Strengths and limitations

This study has several strengths, including its focus on an understudied, clinically important problem in Tanzania. First, few studies of infertility risk factors have been conducted in sub-Saharan Africa 1. Further, this is one of the first studies of its kind to assess potential barriers to infertility treatment in Tanzania, a practical consideration. Secondly, we combined thorough chart review with survey administration to validate participant responses regarding health history. Finally, despite resource constraints, this study relies upon high standards for diagnosis of each infertility factor, including the use of ultrasound, hysterosalpingography and laboratory testing of hormone levels, which has not been made explicit in other studies of infertility in sub-Saharan Africa.
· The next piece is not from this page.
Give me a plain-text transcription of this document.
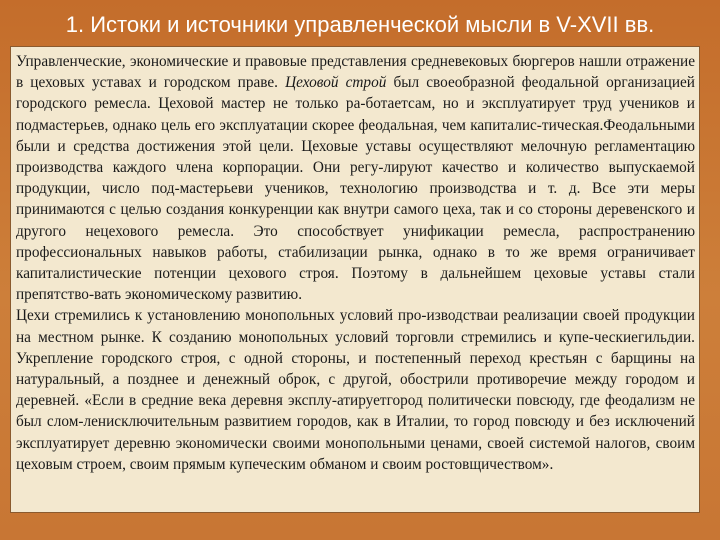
1. Истоки и источники управленческой мысли в V-XVII вв.

Управленческие, экономические и правовые представления средневековых бюргеров нашли отражение в цеховых уставах и городском праве. Цеховой строй был своеобразной феодальной организацией городского ремесла. Цеховой мастер не только ра-ботаетсам, но и эксплуатирует труд учеников и подмастерьев, однако цель его эксплуатации скорее феодальная, чем капиталис-тическая.Феодальными были и средства достижения этой цели. Цеховые уставы осуществляют мелочную регламентацию производства каждого члена корпорации. Они регу-лируют качество и количество выпускаемой продукции, число под-мастерьеви учеников, технологию производства и т. д. Все эти меры принимаются с целью создания конкуренции как внутри самого цеха, так и со стороны деревенского и другого нецехового ремесла. Это способствует унификации ремесла, распространению профессиональных навыков работы, стабилизации рынка, однако в то же время ограничивает капиталистические потенции цехового строя. Поэтому в дальнейшем цеховые уставы стали препятство-вать экономическому развитию.

Цехи стремились к установлению монопольных условий про-изводстваи реализации своей продукции на местном рынке. К созданию монопольных условий торговли стремились и купе-ческиегильдии. Укрепление городского строя, с одной стороны, и постепенный переход крестьян с барщины на натуральный, а позднее и денежный оброк, с другой, обострили противоречие между городом и деревней. «Если в средние века деревня эксплу-атируетгород политически повсюду, где феодализм не был слом-ленисключительным развитием городов, как в Италии, то город повсюду и без исключений эксплуатирует деревню экономически своими монопольными ценами, своей системой налогов, своим цеховым строем, своим прямым купеческим обманом и своим ростовщичеством».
However, additional testing that was unavailable at the study site would have improved accuracy further, such as laparoscopy for confirmation of tubal factor infertility. Testing for bacterial infections leading to PID was not conducted for all women participating in the study, and infection types were not included among risk factors, despite evidence for the association between prior chlamydia and mycoplasma infections with tubal factor infertility in low-resource settings 29.

This study has several limitations. Women attending infertility treatment may not be generalizable to the population of all women experiencing infertility, a common challenge for infertility studies 30. Barriers identified among women who receive infertility treatment may differ from barriers experienced by those without treatment. To address potential recall bias in the survey, we validated responses using existing medical records. Our approach may miss risk factor diagnoses made at other health facilities, so ours is a conservative measure of the association of these factors with infertility if diagnoses are missing evenly across the population. Participant recall could also be biased due to social desirability regarding sexual behavior, resulting in underreporting some risk factors. We recorded instances when women declined to respond, including age at sexual debut (9.3% missing), number of lifetime sexual partners (6.2% missing), sex during the fertile period (1.9% missing), and prior fetal losses (27.2% missing). Among clinical variables, only BMI was not consistently recorded in the medical record (14.2% missing).

Conclusion

In conclusion, our study highlights a strong association between PID and TFI. However, TFI due to infection was not the sole driver of infertility in this setting; a substantial number of women were affected by ovarian factor and other infertility factors. We identified important logistical treatment barriers among women seeking infertility treatment, highlighting the importance of expanded treatment access. More population-based studies of infertility in low-resource contexts may better discern patterns in risk factors and infertility factor types.

Acknowledgments

The authors wish to thank the staff at the Dodoma Christian Medical Center and the participants in the study.

Declaration of interest statement

The authors report there are no competing interests to declare.

Funding information

This project was supported by internal funding from the University of Minnesota's Consortium on Law and Values, the Graduate School, and the School of Public Health. EAG was funded by the Minnesota Population Center grant from the Eunice Kennedy Shriver National Institute of Child Health and Human Development (P2CHD041023) and the National Institutes of Health's National Center for Advancing Translational Sciences (TL1R002493 and UL1TR002494).